Wild Georgia: Linking the Everglades to the Okefenokee

Members of Georgia Botanical Society explore a wet prairie in the Big Cypress National Preserve, Fla., for blooming wildflowers.

Credit: Charles Seabrook

Credit: Charles Seabrook

Members of Georgia Botanical Society explore a wet prairie in the Big Cypress National Preserve, Fla., for blooming wildflowers.

Several of us Georgia Botanical Society members went a little far afield last week in our never-ending quest for botanical treasures and natural wonders. We spent a week in Florida’s Everglades National Park and the nearby Big Cypress National Preserve and Florida Keys exploring and admiring the diverse tropical flora, fauna and landscapes.

We learned that the Everglades one day might be connected to Georgia. Several conservation groups have launched an ambitious project -- the Florida Wildlife Corridor -- to link public and private natural areas across the length of Florida and connect the Everglades with the vast Okefenokee Swamp in southeast Georgia. A goal is to protect and restore the region's habitats and migration corridors essential for the survival of diverse wildlife, including wide-ranging panthers, black bears and other native species

More about that can be found at floridawildlifecorridor.org.

Meanwhile, in the Everglades, we found a rich diversity of native species even though Burmese pythons and numerous other exotic invasive species threaten ecological upheaval in the famed "River of Grass." The Everglades’ bird life, we found, is still spectacular even though it has greatly diminished over the years.

We encountered numerous alligators along the trails and even had to gingerly step around some of them. From a boardwalk in Big Cypress, we watched West Indian manatees occasionally surface for air -- unfazed by 12-foot-long alligators lurking nearby.

Being a botanical group, we were mostly interested in the Everglades' plant life, and there was a lot to capture our attention. The Everglades are a montage of plant communities -- pinelands, tropical hardwood hammocks, cypress swamps, freshwater marshes and many more. We visited many of these ecosystems and found a variety of blooming wildflowers, many of which bloom in February and even all year long.

Some of the native flowers in bloom included lavender-colored climbing aster, which can climb 15 feet or more into trees and shrubs; pink-colored pine-pink; yellow-flowered pineland acacia, sand flax, tickseed and wand goldenrod; blue-colored mistflower; and white-flowered starrush whitetop. In the sawgrass prairies were two particularly breath-taking beauties, the white-flowered string-lily and the alligator-lily.

In the hammocks, trees were filled with airplants, or bromeliads. Most noticeable was the red cardinal airplant, a beautiful but endangered plant in Florida because of an exotic Mexican weevil whose larvae kill the plant.

For more on the Georgia Botanical Society, visit: www.gabotsoc.org.

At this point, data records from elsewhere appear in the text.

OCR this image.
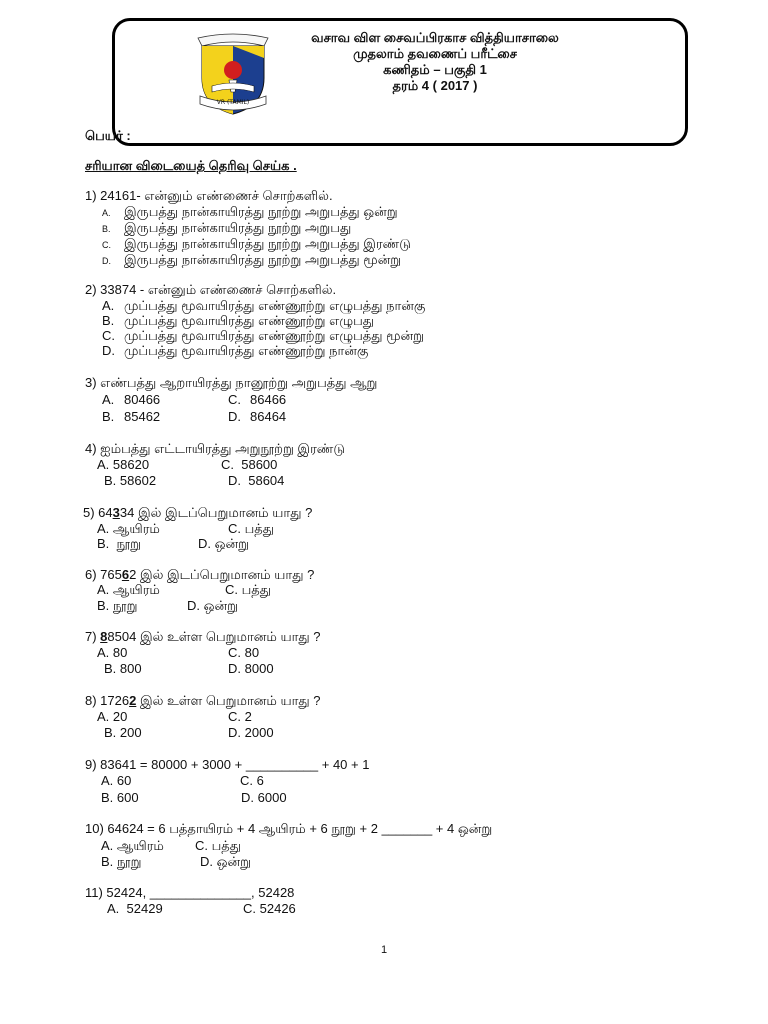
VR (TAMIL)
வசாவ விள சைவப்பிரகாச வித்தியாசாலை
முதலாம் தவணைப் பரீட்சை
கணிதம் – பகுதி 1
தரம் 4 ( 2017 )
பெயர் :
சரியான விடையைத் தெரிவு செய்க .
1) 24161- என்னும் எண்ணைச் சொற்களில்.
A. இருபத்து நான்காயிரத்து நூற்று அறுபத்து ஒன்று
B. இருபத்து நான்காயிரத்து நூற்று அறுபது
C. இருபத்து நான்காயிரத்து நூற்று அறுபத்து இரண்டு
D. இருபத்து நான்காயிரத்து நூற்று அறுபத்து மூன்று
2) 33874 - என்னும் எண்ணைச் சொற்களில்.
A. முப்பத்து மூவாயிரத்து எண்ணூற்று எழுபத்து நான்கு
B. முப்பத்து மூவாயிரத்து எண்ணூற்று எழுபது
C. முப்பத்து மூவாயிரத்து எண்ணூற்று எழுபத்து மூன்று
D. முப்பத்து மூவாயிரத்து எண்ணூற்று நான்கு
3) எண்பத்து ஆறாயிரத்து நானூற்று அறுபத்து ஆறு
A. 80466	C. 86466
B. 85462	D. 86464
4) ஐம்பத்து எட்டாயிரத்து அறுநூற்று இரண்டு
A. 58620	C. 58600
B. 58602	D. 58604
5) 64334 இல் இடப்பெறுமானம் யாது ?
A. ஆயிரம்	C. பத்து
B. நூறு	D. ஒன்று
6) 76562 இல் இடப்பெறுமானம் யாது ?
A. ஆயிரம்	C. பத்து
B. நூறு	D. ஒன்று
7) 88504 இல் உள்ள பெறுமானம் யாது ?
A. 80	C. 80
B. 800	D. 8000
8) 17262 இல் உள்ள பெறுமானம் யாது ?
A. 20	C. 2
B. 200	D. 2000
9) 83641 = 80000 + 3000 + __________ + 40 + 1
A. 60	C. 6
B. 600	D. 6000
10) 64624 = 6 பத்தாயிரம் + 4 ஆயிரம் + 6 நூறு + 2 _______ + 4 ஒன்று
A. ஆயிரம் C. பத்து
B. நூறு	D. ஒன்று
11) 52424, ______________, 52428
A. 52429	C. 52426
1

In the sky: The moon will be first quarter on Wednesday, rising out of the east around lunchtime and setting in the west around midnight, said David Dundee, an astronomer with the Tellus Science Museum. Mercury is very low in the west at dusk. Venus shines brightly in the west just after dark and will appear near the moon tonight. Mars rises out of the east a few hours before midnight. Jupiter is high in the west at dusk and will appear near the moon Sunday night. Saturn rises out of the east a few hours after midnight.